La scène qui déclenche la course-poursuite de Madame La
Victoire, la chasseuse d'esclaves, contre les marrons est provoquée par les
pleurs d'un bébé contrarié dans sa tétée. Ces images bouleversantes de cette
maman en fuite avec son bébé captent l'essence du film: il y a une limite à la
douleur qu'un être humain peut supporter avant de chercher énergiquement refuge
et réparation. Le tout est magistralement mis en scène dans la forêt sombre avec
un réalisme saisissant. Lorsque, dans un rêve, l'esclave Massamba, le père de
Mati, tue brutalement l'esclavagiste, peu de spectateurs resteraient
insensibles. Le réalisateur Simon Moutaïrou mérite d'être salué pour avoir
évité la facilité d'illustrer la violence pour la violence. Il parvient à
transmettre son souhait d'éveiller les consciences sans recourir à la
surenchère, l'énergie subtile canalisant plus intensément les émotions
profondes.
Le suprémacisme moral de Madame La Victoire est un piège dans lequel nous pouvons tous tomber. Lorsque nous vivons dans une « tribu » sans passerelles avec le monde extérieur, nous n'alimentons que des affinités avec nos semblables selon notamment le pays d'origine, l'ethnicité, la religion, la classe sociale et le genre. Ainsi, en perdant le recul, la jugeote et même notre humanité nous avons tendance à sacraliser nos valeurs et maudire celles des autres. Et si en plus les élites ne sont pas très éclairées, elles veilleront à ce que le statu quo perdure. Dans une société plurielle, les liens sociaux se tordent lorsque le sentiment d'avoir un droit supérieur se répand. Par ailleurs, le fils « rebelle » exprime une certaine vérité sur le fait que souvent les jeunes générations, dotées de nouveaux repères, sont plus aptes à élargir leurs visions et à faire preuve d'une plus grande ouverture d'esprit.
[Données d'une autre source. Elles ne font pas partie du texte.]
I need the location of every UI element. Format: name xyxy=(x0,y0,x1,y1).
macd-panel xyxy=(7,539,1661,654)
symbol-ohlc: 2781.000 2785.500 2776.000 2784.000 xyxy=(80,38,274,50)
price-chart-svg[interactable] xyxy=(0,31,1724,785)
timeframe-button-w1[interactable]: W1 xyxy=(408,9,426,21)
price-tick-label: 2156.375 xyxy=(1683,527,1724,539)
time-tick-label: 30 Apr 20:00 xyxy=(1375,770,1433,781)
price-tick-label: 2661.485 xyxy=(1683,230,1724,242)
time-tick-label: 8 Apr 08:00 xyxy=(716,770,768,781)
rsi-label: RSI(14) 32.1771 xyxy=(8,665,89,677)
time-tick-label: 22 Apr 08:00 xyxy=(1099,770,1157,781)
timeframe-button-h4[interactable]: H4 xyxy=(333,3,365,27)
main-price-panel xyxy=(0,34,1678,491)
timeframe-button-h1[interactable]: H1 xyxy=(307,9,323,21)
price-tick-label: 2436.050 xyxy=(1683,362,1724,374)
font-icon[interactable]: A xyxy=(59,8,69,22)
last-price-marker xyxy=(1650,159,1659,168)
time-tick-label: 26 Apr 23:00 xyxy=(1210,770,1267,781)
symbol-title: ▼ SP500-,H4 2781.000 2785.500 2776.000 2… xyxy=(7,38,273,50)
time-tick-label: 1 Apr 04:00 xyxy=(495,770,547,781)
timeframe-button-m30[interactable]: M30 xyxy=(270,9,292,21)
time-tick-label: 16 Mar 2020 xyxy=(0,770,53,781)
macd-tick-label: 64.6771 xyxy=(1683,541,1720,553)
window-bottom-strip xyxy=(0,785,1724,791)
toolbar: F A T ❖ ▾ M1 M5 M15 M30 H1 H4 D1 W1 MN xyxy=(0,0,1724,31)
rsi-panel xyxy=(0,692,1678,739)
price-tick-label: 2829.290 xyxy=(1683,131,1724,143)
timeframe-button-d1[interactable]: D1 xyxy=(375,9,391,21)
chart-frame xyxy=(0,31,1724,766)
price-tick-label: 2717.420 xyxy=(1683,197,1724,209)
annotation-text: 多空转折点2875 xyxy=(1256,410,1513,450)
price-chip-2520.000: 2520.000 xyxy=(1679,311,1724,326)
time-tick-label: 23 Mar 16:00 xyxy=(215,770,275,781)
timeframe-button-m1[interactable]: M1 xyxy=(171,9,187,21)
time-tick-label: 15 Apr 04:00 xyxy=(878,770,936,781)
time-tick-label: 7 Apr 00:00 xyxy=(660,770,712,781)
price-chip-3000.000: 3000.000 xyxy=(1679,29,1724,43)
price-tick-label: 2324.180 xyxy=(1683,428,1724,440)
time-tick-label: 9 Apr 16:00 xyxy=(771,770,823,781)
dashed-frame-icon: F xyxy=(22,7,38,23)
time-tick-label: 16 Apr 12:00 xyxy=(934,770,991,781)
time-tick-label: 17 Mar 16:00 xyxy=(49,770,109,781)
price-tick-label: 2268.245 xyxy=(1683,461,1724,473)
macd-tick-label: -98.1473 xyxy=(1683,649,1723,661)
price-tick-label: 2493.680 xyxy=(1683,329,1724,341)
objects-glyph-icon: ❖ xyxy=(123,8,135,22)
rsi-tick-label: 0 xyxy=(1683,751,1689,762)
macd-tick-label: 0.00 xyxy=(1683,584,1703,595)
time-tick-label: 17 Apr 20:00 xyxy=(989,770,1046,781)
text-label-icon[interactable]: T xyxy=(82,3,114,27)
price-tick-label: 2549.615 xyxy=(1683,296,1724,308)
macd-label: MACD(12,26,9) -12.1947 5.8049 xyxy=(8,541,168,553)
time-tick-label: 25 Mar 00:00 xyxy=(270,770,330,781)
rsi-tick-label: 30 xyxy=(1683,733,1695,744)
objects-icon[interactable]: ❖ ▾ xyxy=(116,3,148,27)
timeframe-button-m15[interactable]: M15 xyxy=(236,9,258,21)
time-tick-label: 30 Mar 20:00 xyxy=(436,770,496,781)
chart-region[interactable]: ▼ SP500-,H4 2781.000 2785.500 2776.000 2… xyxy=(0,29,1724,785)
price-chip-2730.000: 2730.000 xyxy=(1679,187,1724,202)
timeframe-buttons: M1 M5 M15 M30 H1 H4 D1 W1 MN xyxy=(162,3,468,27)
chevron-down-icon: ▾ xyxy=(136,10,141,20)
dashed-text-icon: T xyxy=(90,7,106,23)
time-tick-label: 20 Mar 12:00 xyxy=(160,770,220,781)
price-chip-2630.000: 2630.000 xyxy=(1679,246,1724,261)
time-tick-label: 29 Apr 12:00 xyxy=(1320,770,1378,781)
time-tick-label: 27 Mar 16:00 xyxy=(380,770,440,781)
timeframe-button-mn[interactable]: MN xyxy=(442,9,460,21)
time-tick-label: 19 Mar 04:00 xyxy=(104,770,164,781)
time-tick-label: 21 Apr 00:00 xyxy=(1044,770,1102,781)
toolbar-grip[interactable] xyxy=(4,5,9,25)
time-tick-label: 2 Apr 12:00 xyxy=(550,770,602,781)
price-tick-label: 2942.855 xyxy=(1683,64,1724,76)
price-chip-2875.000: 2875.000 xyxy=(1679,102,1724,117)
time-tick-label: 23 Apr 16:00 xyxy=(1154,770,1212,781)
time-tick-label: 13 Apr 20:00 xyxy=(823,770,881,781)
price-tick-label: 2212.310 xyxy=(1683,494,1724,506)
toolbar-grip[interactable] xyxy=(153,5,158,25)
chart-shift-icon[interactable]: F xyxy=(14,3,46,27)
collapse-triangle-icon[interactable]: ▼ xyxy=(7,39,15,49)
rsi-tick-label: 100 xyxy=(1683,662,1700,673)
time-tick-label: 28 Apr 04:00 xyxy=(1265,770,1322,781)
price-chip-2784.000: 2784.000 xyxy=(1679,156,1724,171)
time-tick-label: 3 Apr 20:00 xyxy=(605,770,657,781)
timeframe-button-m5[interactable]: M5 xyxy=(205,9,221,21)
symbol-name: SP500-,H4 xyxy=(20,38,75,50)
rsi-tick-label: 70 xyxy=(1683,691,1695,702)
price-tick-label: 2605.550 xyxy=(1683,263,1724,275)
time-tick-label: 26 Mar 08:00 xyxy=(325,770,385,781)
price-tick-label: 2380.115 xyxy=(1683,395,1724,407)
Ni chaînes ni maîtres n'est pas un chef-d'œuvre, c'est une tentative louable de nous offrir des moments lumineux. Se jeter de la falaise pour mourrir comme point culminant de la fin du film plutôt que de subir la mort lente de l'âme en captivité apporte un soulagement dans la dignité. Un silence assourdissant s'est installé dans l'assistance alors que le générique de fin défilait comme pour exprimer une libération. Un applaudissement mérité a suivi. Le public français et même une partie du public mauricien seront manifestement plus secoués par cette perspective qui brise les tabous historiques. La perspective des autres étant « banalisée » par d'innombrables récits sur d'autres colonisateurs.